UVMRP will couple DayCent-UV with CWRF to examine the effects of UV-B on ecosystems and how they in turn impact climate. The procedure here will be similar to those for DSSAT. We will extensively modify and recode DayCent-UV to be compatible with CWRF. We will also develop a method to incorporate management strategies from national inventories.
Economic Model
Policy makers and decision makers in agriculture must evaluate the economic consequence of agricultural production under climate change at the regional or national level. UVMRP will thus incorporate into CAIE an economic model FASOMGHG (Forest and Agricultural Sector Optimization Model – Green House Gasses version) used by EPA to simulate land allocation and the economic impacts of changing land allocation and production practices. FASOMGHG simulates the biophysical and economic processes that determine technical, economic, and environmental implications of bioenergy production, climate change and policy intervention. We will expand it to reflect municipal and energy sector demands for water, considering aquifer depth, pumping cost, wind energy, and solar power.
The economic dynamics also reflect the changes in resource allocation and energy and land use at relatively longer time and spatial scales than represented in a regional model. We will thus develop a feasible approach that links CWRF-CROP predicted climate and crop yield distributions at the county level to the statistical economy model of aggregate agricultural productivity at the national level. We will look for the correlation between total factor productivity change (TFPC) and key climate indices and gain the physical understanding of their relationships.
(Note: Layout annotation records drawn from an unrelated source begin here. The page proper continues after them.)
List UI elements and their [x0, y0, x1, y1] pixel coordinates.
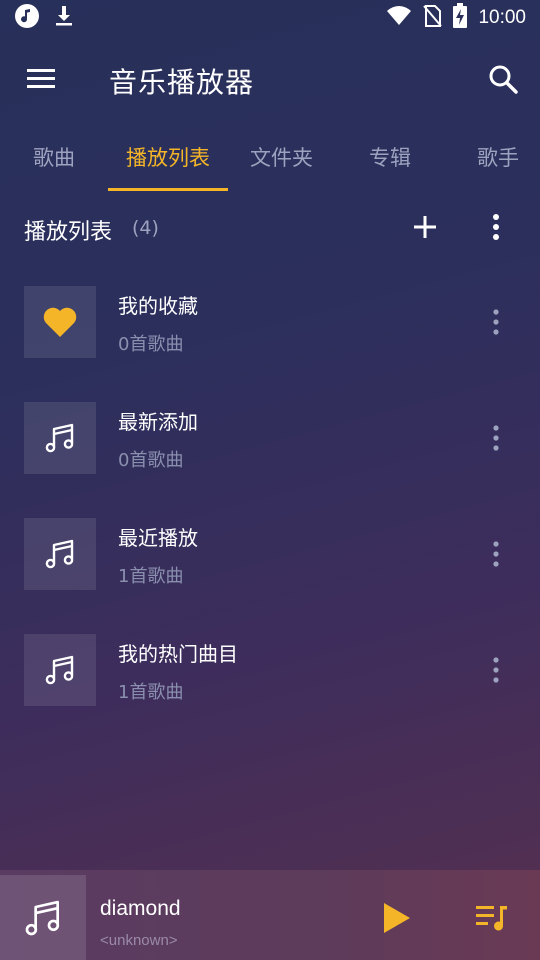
- now-playing-bar[interactable]: diamond <unknown>: [0, 870, 540, 960]
- section-more-button[interactable]: [484, 212, 508, 242]
- plus-icon: [414, 216, 436, 238]
- tab-albums[interactable]: 专辑: [369, 142, 411, 172]
- search-icon: [489, 65, 518, 94]
- more-vert-icon: [493, 541, 499, 567]
- playlist-thumbnail: [24, 402, 96, 474]
- playlist-count: (4): [132, 217, 159, 239]
- more-vert-icon: [493, 425, 499, 451]
- playlist-song-count: 0首歌曲: [118, 334, 184, 355]
- music-note-icon: [45, 655, 74, 685]
- no-sim-icon: [422, 4, 443, 32]
- section-header: 播放列表 (4): [0, 206, 540, 252]
- tab-folders[interactable]: 文件夹: [250, 142, 313, 172]
- more-vert-icon: [493, 309, 499, 335]
- playlist-more-button[interactable]: [484, 654, 508, 686]
- more-vert-icon: [493, 657, 499, 683]
- tab-songs[interactable]: 歌曲: [33, 142, 75, 172]
- playlist-thumbnail: [24, 286, 96, 358]
- more-vert-icon: [493, 214, 499, 240]
- download-icon: [54, 4, 74, 32]
- queue-music-icon: [476, 906, 507, 931]
- now-playing-title: diamond: [100, 897, 181, 920]
- play-icon: [384, 903, 410, 933]
- heart-icon: [43, 307, 77, 337]
- tab-active-indicator: [108, 188, 228, 191]
- status-right: 10:00: [386, 3, 526, 33]
- wifi-icon: [386, 5, 412, 31]
- app-title: 音乐播放器: [109, 66, 255, 99]
- search-button[interactable]: [486, 62, 520, 96]
- music-note-icon: [45, 539, 74, 569]
- menu-icon: [27, 69, 55, 88]
- playlist-song-count: 1首歌曲: [118, 566, 184, 587]
- now-playing-artist: <unknown>: [100, 932, 178, 949]
- playlist-thumbnail: [24, 634, 96, 706]
- playlist-song-count: 1首歌曲: [118, 682, 184, 703]
- playlist-title: 我的热门曲目: [118, 642, 238, 666]
- playlist-title: 最近播放: [118, 526, 198, 550]
- section-title: 播放列表: [24, 220, 113, 245]
- music-notification-icon: [14, 3, 40, 33]
- status-bar: 10:00: [0, 0, 540, 36]
- status-left: [14, 3, 74, 33]
- playlist-more-button[interactable]: [484, 422, 508, 454]
- list-item[interactable]: 我的收藏 0首歌曲: [0, 270, 540, 386]
- tab-bar: 歌曲 播放列表 文件夹 专辑 歌手: [0, 132, 540, 192]
- list-item[interactable]: 我的热门曲目 1首歌曲: [0, 618, 540, 734]
- app-bar: 音乐播放器: [0, 44, 540, 114]
- list-item[interactable]: 最新添加 0首歌曲: [0, 386, 540, 502]
- tab-playlists[interactable]: 播放列表: [126, 142, 210, 172]
- playlist-song-count: 0首歌曲: [118, 450, 184, 471]
- play-button[interactable]: [378, 900, 414, 936]
- playlist-title: 最新添加: [118, 410, 198, 434]
- battery-charging-icon: [452, 3, 468, 33]
- add-playlist-button[interactable]: [410, 212, 440, 242]
- playlist-more-button[interactable]: [484, 538, 508, 570]
- status-time: 10:00: [478, 7, 526, 28]
- queue-button[interactable]: [474, 900, 510, 936]
- menu-button[interactable]: [26, 66, 56, 90]
- music-note-icon: [45, 423, 74, 453]
- playlist-list: 我的收藏 0首歌曲 最新添加 0首歌曲 最近播放 1首歌曲 我的热门曲目 1首歌…: [0, 270, 540, 734]
- tab-artists[interactable]: 歌手: [477, 142, 519, 172]
- music-note-icon: [25, 900, 60, 936]
- playlist-more-button[interactable]: [484, 306, 508, 338]
- list-item[interactable]: 最近播放 1首歌曲: [0, 502, 540, 618]
- now-playing-thumbnail: [0, 875, 86, 960]
- playlist-title: 我的收藏: [118, 294, 198, 318]
- playlist-thumbnail: [24, 518, 96, 590]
We will then develop a multivariate model for TFPC and climate indices to predict TFP growth, and apply this regression model to regional climate changes projected by the CWRF-CROP model to predict the potential trends of future U.S. agricultural TFP. The outcome of this research will lead to an interdisciplinary approach for developing an integrated system model infrastructure CAIE to achieve a credible and quantitative assessment of key stress factors, climate feedbacks and economic impacts for U.S. agriculture, and consequently predict the likely changes in agricultural productivity in a changing climate.